There are several limitations to this preliminary study. First, the analysis here is based on a limited number or patients (17) and data points (52,000). Future studies should incorporate more patients (and more data) representing the primary outcomes. While a potential criticism is that a few clusters were dominated by the few patients with poor outcome, resulting in an overfit model, we stress that the clusters were defined in a way blind to patient outcome yet remained enriched for those outcomes.

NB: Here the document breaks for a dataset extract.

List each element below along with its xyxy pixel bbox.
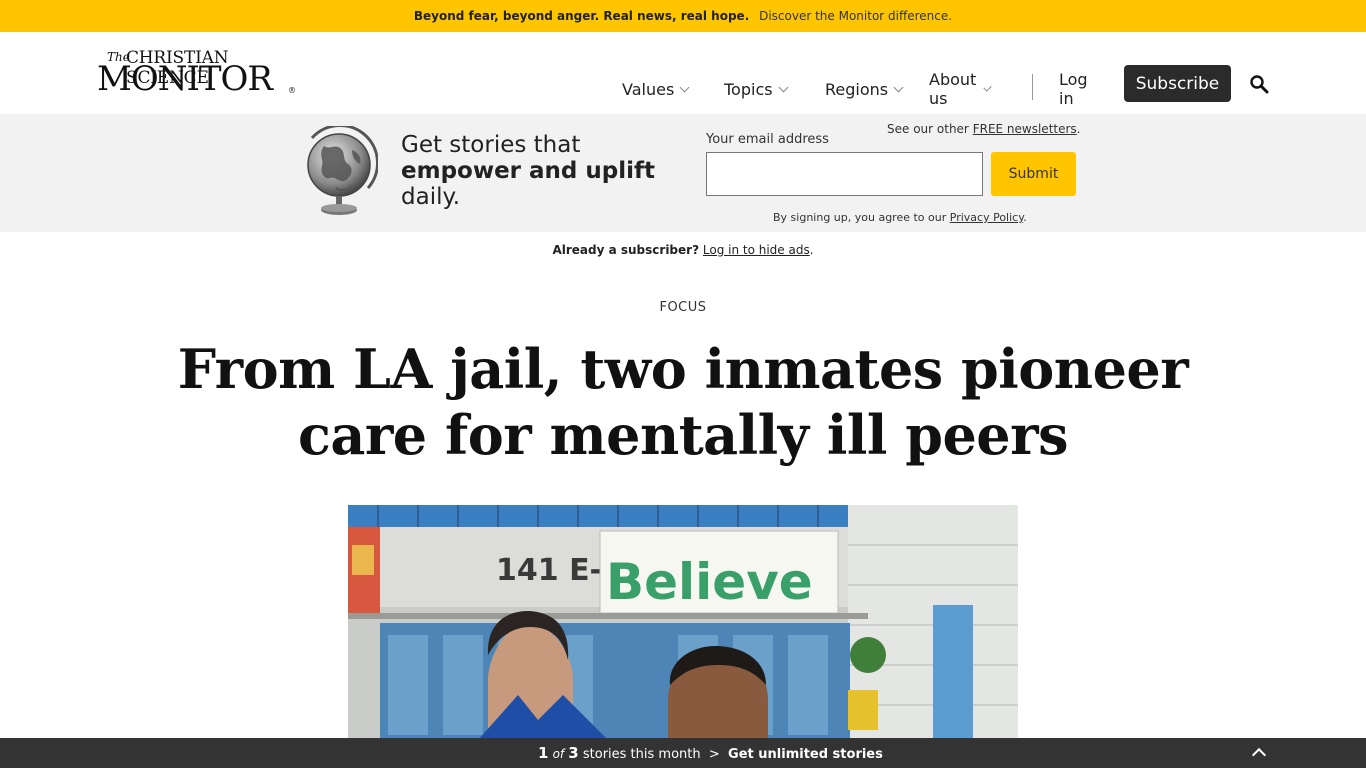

Our results, while novel, represent a proof of concept study to show that cluster analysis can reveal complex patterns and predict outcome. Even so, we remain aware that to test the general applicability of these results, future studies will have to use a training data set to produce clusters/states that would then be applied to a test data set from separate patients. While we have tried to address the limitations of our single set data and the existence of serial dependence of data points using bootstrap analysis and by showing that each state was populated by data from many patients, future studies can conclusively address these concerns with separate training and test data sets. It also remains unclear how to select the correct number of clusters. As there is little guidance in the literature and these analyses have never been attempted in this manner we selected 10 clusters as a trade-off between inter- and intra-cluster distance and a usable number of patient states for analysis. Future studies could easily compare the prognostic information obtained from more or fewer clusters thereby discerning the correct number of states for a similar analysis.
Lastly, while our current work is limited to retrospective assignment of data to clusters, future work should include developing a single score that indicates both the patient's current state and their likelihood of dying during their hospital stay.